Friday, June 5, 2026
Wesley Gibbings
- Renowned Trinidad singer/composer David Rudder once chose to immortalise the street dance of a Port of Spain dweller by using footage of the man’s fancy steps in his music video for the Caribbean hit “Chant of a Mad Man.”
This vagrant will, however, sign no autographs if you come upon him along the Brian Lara Promenade in downtown Port of Spain. Unless, of course, there is a packet of cigarettes or lunch involved.
Rudder’s “mad man” is one of hundreds of men, women and children living on the streets of the city.

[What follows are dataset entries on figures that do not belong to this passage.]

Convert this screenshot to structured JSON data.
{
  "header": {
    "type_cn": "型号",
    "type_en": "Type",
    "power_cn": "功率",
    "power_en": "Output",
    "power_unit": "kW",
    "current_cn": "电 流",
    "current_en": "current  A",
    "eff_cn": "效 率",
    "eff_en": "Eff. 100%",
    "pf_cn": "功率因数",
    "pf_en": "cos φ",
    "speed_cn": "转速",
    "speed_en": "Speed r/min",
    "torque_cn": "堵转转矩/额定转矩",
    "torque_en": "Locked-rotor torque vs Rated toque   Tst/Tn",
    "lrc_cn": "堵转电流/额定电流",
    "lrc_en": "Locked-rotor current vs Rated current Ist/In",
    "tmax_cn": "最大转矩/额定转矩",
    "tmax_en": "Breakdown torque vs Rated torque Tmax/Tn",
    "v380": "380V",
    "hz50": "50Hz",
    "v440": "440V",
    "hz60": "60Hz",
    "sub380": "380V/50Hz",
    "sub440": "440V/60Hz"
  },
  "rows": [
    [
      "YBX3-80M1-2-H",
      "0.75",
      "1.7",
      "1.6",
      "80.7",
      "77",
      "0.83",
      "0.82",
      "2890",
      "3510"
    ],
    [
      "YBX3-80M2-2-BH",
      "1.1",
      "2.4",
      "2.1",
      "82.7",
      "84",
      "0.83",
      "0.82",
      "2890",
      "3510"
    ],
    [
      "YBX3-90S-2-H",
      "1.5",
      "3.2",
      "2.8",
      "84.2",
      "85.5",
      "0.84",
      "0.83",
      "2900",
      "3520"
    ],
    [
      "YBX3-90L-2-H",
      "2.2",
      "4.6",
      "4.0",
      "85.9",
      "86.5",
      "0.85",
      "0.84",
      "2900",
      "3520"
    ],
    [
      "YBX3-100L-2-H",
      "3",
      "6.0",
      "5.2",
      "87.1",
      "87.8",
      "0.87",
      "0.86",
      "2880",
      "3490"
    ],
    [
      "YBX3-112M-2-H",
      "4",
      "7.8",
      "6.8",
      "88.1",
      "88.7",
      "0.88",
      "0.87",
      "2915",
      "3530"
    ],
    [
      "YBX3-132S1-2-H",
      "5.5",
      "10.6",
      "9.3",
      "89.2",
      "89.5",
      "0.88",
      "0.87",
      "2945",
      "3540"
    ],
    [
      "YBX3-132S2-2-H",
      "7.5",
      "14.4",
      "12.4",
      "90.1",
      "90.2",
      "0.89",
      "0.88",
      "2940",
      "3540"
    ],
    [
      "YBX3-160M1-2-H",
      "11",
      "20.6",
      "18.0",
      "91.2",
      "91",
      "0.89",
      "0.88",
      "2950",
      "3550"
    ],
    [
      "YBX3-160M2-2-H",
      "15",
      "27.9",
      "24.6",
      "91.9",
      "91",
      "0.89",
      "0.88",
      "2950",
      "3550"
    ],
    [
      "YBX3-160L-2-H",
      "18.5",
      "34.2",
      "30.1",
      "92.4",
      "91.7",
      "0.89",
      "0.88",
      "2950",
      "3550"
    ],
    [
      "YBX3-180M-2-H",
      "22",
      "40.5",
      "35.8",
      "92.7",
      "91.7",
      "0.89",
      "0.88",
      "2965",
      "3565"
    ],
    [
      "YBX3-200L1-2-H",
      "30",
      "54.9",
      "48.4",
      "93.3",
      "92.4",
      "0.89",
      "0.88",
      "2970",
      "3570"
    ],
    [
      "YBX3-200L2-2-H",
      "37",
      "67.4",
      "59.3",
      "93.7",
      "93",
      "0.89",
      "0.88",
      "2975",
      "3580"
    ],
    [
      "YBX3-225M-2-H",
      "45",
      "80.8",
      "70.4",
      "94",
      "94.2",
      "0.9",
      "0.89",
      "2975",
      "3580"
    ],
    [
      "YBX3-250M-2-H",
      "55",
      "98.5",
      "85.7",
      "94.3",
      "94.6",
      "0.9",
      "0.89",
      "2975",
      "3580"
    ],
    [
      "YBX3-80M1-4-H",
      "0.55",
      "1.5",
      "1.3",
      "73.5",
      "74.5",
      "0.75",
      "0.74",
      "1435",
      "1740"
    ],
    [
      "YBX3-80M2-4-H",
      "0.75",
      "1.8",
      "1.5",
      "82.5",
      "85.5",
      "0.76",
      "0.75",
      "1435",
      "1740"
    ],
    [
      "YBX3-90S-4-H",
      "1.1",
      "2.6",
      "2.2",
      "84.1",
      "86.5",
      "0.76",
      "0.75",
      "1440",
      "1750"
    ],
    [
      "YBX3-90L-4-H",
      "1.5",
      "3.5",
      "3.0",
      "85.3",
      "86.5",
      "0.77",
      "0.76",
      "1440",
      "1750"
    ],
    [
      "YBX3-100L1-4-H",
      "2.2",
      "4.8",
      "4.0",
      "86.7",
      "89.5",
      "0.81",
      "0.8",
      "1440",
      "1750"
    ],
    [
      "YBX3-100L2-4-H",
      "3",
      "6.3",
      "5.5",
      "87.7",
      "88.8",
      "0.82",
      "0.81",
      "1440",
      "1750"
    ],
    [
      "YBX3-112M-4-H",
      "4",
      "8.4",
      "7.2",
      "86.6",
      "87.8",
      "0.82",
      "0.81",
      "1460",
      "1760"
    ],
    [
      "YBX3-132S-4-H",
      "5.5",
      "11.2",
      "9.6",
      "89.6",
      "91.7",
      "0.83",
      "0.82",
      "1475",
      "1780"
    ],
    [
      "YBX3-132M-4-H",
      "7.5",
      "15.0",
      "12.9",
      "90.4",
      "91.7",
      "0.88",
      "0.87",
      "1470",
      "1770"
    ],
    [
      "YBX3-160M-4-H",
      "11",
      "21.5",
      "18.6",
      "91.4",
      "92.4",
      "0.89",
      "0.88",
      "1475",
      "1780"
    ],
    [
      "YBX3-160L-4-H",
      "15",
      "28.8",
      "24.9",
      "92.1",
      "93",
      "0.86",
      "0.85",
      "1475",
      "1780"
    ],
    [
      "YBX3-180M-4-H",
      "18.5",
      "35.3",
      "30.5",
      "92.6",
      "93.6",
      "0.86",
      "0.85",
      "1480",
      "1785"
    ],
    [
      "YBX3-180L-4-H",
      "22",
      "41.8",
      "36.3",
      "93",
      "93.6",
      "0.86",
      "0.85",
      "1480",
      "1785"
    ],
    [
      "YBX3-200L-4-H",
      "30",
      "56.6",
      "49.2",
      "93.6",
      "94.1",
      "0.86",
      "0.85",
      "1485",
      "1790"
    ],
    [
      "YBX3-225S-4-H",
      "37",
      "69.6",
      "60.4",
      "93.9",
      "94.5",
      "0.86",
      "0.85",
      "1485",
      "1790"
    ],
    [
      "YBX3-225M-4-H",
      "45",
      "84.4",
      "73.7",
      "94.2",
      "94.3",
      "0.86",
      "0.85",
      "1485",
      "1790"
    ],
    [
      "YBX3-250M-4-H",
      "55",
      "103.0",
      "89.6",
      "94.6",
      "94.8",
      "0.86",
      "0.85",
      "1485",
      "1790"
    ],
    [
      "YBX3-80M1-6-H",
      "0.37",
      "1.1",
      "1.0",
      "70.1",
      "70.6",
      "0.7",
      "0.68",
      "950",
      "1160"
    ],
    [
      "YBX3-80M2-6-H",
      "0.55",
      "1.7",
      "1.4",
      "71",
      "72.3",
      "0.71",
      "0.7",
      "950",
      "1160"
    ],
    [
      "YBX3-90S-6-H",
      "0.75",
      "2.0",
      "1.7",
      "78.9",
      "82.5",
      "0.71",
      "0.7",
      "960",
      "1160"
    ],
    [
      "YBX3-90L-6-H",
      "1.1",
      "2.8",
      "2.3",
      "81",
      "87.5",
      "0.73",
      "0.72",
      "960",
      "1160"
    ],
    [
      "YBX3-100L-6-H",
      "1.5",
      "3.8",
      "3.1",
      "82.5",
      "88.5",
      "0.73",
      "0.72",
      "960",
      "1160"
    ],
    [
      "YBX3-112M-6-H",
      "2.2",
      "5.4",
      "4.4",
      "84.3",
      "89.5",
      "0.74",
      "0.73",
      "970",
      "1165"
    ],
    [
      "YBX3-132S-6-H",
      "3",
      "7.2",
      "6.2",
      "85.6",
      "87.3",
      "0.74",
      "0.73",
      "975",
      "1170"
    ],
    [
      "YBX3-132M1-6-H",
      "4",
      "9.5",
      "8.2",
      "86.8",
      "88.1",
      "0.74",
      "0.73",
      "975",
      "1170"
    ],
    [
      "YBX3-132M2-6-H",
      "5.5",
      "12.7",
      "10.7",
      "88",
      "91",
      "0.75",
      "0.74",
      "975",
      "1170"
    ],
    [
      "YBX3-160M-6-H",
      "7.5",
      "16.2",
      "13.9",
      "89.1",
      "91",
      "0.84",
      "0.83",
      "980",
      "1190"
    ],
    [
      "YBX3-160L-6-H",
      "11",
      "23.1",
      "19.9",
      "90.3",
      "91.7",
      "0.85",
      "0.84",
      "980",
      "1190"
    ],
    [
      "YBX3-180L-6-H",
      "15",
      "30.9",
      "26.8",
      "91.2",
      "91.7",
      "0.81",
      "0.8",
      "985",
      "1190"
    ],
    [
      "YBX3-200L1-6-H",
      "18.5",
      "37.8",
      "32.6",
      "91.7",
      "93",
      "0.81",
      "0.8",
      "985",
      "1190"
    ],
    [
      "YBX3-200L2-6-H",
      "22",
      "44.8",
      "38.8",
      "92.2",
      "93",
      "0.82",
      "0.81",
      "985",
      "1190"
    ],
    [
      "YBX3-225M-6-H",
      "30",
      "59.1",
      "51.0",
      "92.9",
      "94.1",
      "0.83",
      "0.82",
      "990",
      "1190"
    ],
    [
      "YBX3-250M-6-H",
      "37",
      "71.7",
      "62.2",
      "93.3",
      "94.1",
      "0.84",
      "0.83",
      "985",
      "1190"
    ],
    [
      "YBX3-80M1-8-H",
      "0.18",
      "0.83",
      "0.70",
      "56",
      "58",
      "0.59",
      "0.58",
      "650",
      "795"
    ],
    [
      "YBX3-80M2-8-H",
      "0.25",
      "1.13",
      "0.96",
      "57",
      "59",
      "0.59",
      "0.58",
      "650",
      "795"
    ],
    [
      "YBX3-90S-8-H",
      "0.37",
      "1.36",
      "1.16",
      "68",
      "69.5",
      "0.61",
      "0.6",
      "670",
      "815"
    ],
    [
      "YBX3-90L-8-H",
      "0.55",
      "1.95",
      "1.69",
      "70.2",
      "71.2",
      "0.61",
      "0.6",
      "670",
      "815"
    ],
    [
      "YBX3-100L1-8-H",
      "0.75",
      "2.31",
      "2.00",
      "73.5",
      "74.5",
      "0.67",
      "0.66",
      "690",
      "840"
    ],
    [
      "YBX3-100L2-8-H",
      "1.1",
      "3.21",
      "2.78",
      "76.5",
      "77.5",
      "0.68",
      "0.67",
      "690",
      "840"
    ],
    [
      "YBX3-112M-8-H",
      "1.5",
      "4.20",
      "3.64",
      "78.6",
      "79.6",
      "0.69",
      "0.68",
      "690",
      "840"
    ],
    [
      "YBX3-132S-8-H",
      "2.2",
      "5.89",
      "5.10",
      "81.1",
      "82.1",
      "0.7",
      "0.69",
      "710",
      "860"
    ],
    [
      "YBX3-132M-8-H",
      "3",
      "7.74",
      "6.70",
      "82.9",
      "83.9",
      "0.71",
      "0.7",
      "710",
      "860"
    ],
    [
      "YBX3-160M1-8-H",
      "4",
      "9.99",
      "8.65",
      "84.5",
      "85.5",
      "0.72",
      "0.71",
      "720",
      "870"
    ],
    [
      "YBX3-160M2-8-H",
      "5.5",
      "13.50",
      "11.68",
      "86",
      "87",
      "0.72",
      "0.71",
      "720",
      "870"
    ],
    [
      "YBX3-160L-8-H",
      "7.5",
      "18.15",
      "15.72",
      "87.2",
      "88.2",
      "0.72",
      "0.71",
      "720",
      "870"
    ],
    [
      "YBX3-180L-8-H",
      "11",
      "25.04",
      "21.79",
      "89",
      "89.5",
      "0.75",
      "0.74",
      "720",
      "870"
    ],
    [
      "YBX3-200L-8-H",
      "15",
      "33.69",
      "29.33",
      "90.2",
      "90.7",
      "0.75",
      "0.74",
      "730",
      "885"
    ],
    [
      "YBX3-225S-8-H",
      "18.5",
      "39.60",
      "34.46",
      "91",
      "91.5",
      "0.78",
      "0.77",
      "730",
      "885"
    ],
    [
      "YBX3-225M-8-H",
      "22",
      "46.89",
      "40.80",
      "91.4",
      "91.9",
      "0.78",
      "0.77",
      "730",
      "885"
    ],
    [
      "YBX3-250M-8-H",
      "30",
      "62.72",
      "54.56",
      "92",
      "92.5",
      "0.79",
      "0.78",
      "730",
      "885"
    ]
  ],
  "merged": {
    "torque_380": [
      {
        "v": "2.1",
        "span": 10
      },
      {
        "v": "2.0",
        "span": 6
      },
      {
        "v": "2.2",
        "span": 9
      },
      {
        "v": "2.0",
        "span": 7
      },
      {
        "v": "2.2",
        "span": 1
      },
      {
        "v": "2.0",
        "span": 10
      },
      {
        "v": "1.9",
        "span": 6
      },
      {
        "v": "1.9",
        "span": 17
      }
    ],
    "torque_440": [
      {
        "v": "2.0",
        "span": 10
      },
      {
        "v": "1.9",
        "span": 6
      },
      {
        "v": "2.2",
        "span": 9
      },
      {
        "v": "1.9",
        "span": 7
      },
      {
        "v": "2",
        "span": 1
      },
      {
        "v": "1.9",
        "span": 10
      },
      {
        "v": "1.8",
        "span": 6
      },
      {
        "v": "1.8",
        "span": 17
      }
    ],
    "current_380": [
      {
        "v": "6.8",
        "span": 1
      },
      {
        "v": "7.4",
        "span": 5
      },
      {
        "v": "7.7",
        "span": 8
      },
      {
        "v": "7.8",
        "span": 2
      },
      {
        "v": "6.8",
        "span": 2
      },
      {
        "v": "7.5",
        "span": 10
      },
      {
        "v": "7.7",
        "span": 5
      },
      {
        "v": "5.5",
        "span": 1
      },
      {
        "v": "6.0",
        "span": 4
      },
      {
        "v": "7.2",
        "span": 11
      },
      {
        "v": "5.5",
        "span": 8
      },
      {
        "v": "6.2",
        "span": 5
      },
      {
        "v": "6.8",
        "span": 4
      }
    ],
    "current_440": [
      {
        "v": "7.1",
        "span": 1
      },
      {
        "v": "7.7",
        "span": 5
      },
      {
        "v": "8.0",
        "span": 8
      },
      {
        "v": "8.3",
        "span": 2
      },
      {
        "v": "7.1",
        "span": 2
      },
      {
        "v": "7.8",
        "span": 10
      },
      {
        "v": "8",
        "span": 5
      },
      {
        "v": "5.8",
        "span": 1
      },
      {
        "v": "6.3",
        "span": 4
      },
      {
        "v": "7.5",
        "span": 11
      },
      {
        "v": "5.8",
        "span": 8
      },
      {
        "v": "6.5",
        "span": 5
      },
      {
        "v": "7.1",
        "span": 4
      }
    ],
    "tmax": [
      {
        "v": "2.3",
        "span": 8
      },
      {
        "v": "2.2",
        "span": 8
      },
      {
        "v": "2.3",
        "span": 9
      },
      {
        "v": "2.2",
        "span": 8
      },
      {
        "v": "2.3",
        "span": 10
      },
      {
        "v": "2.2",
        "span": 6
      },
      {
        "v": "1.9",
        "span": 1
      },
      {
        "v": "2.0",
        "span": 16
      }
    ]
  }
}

But debate is raging here about whether that number is increasing or declining.
Last year, the minister of social development, Manohar Ramsaran estimated there were about 600 vagrants in Port of Spain. The latest count by the leading Non Governmental Organisation (NGO), the St. Vincent de Paul Society, dealing with the problem is that there are about 250.
Business operators in downtown Port of Spain are quick to dismiss claims of any reduction in vagrant numbers. Helen Drayton, a senior bank official, quips: “The entire capital seems to be known by vagrants as a place to gravitate to.”
Well, say others, not quite. The now bustling central Trinidad borough of Chaguanas has become a popular destination for vagrants and local government officials there are caught in a quandary between a humane approach and cries from some quarters to use more forceful means.
The city of San Fernando is also having its share of problems. There are at least 100 homeless persons in the hilly southern district. The eastern borough of Arima is also reporting an increase in vagrant numbers.
The St Vincent de Paul Society, an NGO closely linked to the Roman Catholic Church, has been leading the battle in Port of Spain. A facility operated by the Society in the capital city currently houses 170 displaced persons and the government is donating another 50 beds to expand the service.
“The number of them (vagrants) in the capital far exceeds what we can accommodate,” facility manager Joseph Meharris says sadly. “We’re almost always full.”
A survey of street dwellers revealed that there are about 27 women who eat, sleep and wash themselves in the city parks — popular haunts for vagrants. Some have been diagnosed as being mentally ill and several are suspected to be suffering from the Acquired Immune Deficiency Syndrome (AIDS).
Steve Solomon, long-standing St Vincent de Paul activist and head of the organisation says it is difficult to tell for certain but that “we’ve had two or three women come to the centre and die from AIDS.”
“We don’t turn these people away. We don’t turn anyone away, even if they have AIDS or are mentally ill.”
Meharris believes that between 20 and 25 percent of people attending the centre are HIV positive and another 20 percent have prison records. “They won’t able to find jobs after prison so they went on the streets,” he says.
More than 11 years since the pledge of the former National Alliance for Reconstruction (NAR) administration to deal summarily with vagrancy within one year, yet another government is trying its hand at the problem.
But more than a year after discovery of a pornography ring involving street children and an undertaking to devote more resources toward a resolution of the problem the Basdeo Panday administration has only recently ratified plans for what is being called a Social Displacement Unit in the Ministry of Social Development.
“Before, all we had was a lot of old talk, not even a desk was in place,” says Ramsaran. One of the first official acts of the NAR administration of 1987-1991 was the convening of a Task Force on Mentally Ill and Homeless Persons.
The People’s National Movement (PNM) administration had its own jab at the situation between 1991 and 1995, but little progress was made. Then came the Ramsaran Plan.
The Ramsaran Plan, named after the social development minister, unveiled more than a year ago, envisages a menu of options that takes into account the multi-dimensional nature of the problem. It also prescribes different courses of action to deal with the different categories of homeless persons.
The “Caura Plan” — which proposed to house much of the vagrant population in the resort-like facility at the foot of the island’s Northern Range — was first scrapped then taken up again, at least partially.
Caura was the name of a former hospital facility.
The plan now is to house only the drug addicts among the vagrant population at the Caura building. “The nation-wide project by the new Social Displacement Unit will see us needing more beds to expand their accommodation,” Ramsaran says.
A 10 year old study revealed that no fewer than 86 percent of all vagrants were male and that about seven percent had been married. Researchers found that domestic conflict accounted for 46 percent; alcoholism one percent; illness two percent; loss of home 28 percent; loss of parent three percent; loss of job six percent and other unexplained reasons 13 percent.
The 1986-1991 NAR administration had trained 30 police officers and mental health officers to deal with the challenge. In the process, close to 125 persons were taken off the streets after two years of trial and error by officialdom.